Russia's Uran-9 robotic drone tank shown by Russian state media during a recent military exercise.Source:Supplied
And it’s armed to the teeth.
It's small. It’s fast.
And this is because no space or equipment is needed to support a human crew.
It’s taking pride of place during President Vladimir Putin’s Victory Day parade tomorrow — a revived Soviet-era celebration of victory over Nazi Germany.
Russian media is claiming the Uran-9 has already demonstrated its worth fighting in Syria. It’s minehunting cousin, the Uran-6, has also been active there.
But it’s the Uran-9 that is attracting all the attention.
It’s a jack of all trades.
And it’s just one of a swathe of deadly new weapons President Putin has been presenting to his public.
Russia's Uran-9 drone tank. Armed with a 30mm cannon, it can also carry a variety of sensors and anti-surface and anti-air missiles.Source:Supplied
It’s optimised to destroy other armoured vehicles. For that purpose, it carries a rapid-firing 30mm cannon capable of firing about 400 rounds per minute.
Much of the rest of its armament appears to be capable of beign configured according to need.

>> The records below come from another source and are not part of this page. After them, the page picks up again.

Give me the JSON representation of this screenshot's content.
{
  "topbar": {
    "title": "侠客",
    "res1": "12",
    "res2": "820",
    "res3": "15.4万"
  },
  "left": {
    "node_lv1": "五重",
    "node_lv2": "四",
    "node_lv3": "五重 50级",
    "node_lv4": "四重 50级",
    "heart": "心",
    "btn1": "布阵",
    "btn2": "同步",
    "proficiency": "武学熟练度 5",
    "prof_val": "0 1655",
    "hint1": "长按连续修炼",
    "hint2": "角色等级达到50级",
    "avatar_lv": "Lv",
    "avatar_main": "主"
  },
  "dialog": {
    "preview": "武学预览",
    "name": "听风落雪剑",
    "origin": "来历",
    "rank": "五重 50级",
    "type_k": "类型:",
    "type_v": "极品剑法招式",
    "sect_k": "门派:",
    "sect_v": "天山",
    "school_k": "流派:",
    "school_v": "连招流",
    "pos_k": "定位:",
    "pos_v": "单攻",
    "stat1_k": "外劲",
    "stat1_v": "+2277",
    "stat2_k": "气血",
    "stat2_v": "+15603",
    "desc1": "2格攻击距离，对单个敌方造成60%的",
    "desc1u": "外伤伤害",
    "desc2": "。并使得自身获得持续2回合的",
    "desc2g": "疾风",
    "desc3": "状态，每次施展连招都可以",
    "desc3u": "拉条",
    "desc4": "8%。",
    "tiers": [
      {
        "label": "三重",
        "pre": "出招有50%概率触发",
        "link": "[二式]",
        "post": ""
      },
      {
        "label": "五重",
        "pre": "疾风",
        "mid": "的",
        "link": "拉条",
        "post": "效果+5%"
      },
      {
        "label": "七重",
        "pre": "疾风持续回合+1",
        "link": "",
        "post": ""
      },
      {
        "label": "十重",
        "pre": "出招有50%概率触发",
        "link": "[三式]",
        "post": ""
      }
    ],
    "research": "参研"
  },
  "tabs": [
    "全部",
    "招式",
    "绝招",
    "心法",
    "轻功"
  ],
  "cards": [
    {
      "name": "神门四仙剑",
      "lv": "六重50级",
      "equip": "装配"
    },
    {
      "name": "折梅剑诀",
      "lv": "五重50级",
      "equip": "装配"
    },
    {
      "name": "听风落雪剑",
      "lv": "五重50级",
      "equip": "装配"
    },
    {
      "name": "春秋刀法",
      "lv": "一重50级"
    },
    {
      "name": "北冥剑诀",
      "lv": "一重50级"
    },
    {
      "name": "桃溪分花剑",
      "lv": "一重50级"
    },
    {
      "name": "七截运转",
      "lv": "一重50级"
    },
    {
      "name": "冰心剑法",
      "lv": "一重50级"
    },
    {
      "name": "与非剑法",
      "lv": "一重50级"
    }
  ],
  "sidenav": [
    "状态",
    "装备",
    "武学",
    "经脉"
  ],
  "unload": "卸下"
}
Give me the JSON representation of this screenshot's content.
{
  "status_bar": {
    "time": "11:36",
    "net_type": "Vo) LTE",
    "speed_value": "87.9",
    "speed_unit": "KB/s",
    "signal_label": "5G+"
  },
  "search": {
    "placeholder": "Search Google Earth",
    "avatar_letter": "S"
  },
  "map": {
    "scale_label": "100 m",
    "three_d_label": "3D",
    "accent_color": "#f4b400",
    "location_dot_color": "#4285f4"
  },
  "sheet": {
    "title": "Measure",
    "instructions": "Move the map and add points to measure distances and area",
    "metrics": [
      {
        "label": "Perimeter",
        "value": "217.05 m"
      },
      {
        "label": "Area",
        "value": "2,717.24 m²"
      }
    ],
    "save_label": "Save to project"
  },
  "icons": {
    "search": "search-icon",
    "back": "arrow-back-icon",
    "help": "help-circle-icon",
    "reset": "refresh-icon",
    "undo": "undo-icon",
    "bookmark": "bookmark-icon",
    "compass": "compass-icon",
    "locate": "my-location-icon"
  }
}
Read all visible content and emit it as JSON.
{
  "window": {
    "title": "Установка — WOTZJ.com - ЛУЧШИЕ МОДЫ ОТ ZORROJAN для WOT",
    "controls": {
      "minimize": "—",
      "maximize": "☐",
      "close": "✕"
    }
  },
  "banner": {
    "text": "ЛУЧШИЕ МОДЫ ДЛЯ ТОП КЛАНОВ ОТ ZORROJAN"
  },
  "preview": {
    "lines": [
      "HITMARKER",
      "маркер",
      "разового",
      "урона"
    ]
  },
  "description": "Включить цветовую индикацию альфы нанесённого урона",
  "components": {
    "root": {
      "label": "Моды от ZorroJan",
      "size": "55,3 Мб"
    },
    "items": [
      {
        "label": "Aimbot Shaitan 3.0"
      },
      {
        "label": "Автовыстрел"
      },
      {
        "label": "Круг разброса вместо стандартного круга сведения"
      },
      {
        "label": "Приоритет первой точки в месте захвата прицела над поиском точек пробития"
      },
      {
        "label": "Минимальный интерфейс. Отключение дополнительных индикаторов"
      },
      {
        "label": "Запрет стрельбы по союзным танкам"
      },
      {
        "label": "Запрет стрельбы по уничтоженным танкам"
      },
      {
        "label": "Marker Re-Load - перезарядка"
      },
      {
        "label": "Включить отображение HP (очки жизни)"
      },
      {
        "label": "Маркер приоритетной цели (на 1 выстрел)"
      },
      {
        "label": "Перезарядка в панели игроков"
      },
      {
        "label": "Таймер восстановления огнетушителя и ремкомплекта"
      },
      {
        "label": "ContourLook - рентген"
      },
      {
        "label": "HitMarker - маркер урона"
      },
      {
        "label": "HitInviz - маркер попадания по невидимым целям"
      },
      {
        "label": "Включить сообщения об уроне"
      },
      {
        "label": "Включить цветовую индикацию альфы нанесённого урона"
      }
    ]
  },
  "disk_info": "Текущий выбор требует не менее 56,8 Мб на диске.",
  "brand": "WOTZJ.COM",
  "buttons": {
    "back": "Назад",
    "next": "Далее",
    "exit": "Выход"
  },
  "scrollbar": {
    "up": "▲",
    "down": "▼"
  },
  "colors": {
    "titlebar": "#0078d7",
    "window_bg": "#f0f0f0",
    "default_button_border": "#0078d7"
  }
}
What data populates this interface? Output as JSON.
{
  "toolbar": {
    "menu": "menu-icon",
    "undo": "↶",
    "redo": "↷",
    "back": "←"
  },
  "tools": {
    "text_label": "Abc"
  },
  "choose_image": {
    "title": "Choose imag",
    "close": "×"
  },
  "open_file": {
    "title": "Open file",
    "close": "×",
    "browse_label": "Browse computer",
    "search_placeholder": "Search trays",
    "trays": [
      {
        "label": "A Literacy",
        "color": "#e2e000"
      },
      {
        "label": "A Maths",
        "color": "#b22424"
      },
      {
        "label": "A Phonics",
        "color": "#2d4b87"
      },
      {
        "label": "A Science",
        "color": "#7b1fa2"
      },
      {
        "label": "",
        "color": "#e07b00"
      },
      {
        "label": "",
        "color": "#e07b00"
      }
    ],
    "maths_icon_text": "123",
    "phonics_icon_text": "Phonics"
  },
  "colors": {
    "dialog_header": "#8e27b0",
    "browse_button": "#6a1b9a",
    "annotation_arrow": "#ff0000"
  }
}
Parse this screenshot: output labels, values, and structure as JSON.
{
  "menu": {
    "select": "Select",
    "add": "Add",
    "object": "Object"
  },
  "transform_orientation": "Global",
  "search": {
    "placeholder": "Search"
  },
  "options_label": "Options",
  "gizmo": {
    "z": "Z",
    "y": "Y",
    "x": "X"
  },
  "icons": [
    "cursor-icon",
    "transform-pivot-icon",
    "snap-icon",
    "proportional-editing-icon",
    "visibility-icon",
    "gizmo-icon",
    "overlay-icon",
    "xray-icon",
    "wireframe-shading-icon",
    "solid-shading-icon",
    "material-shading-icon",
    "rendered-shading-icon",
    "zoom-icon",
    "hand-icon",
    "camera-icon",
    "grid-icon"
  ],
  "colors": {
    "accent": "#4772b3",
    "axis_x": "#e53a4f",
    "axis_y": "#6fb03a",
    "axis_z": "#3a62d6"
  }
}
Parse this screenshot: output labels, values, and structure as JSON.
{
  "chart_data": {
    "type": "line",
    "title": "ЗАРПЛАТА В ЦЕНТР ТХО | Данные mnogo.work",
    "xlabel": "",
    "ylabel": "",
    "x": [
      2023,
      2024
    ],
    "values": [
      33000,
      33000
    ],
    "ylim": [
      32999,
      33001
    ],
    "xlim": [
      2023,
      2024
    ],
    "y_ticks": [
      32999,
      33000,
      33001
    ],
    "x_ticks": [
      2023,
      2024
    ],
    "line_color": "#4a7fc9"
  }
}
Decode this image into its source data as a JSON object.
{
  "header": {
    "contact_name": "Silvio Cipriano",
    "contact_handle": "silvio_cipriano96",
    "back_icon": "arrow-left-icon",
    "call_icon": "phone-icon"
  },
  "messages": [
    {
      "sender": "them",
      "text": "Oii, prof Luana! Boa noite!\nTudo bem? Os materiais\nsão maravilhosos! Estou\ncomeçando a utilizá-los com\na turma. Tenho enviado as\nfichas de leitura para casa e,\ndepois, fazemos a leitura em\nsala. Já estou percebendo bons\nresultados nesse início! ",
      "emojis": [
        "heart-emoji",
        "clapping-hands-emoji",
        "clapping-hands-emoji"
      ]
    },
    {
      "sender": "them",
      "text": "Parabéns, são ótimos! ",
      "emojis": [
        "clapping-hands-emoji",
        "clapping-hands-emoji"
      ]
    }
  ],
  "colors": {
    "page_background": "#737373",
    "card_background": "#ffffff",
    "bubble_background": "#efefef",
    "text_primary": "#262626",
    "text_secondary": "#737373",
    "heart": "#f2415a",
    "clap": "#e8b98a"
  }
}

It can carry an array of antitank missiles. These can reach out some 4km before blasting its warhead into an enemy vehicle with a claimed 90 per cent accuracy rate.
But the Uran-9 can also carry several small surface-to-air missiles. These would make it difficult for aircraft of helicopters to approach within 3km.
Then there is a machinegun and a set of grenade launchers intended to take-on dug-in opposing troops.
While the tracked and armoured vehicle is reportedly partially autonomous (it can sense and lock-on to targets by itself), it is not fully robotic.
It is a drone.
Remote commanders sit safely in their own armoured vehicles some 3km away, monitoring its real-time feeds to steer it across terrain and prioritise targets.
The Uran-6 mine clearance vehicle is likewise remote controlled. Russian media has shown footage of the drone clearing paths through minefields in Syria.
News of the Uran-9 project first emerged in 2015.
Design specifications called for a reconnaissance and fire support vehicle, intended to operate on the front line amid the thickest of fighting. But it was also intended to take on enemy vehicles much bigger and heavily protected than itself.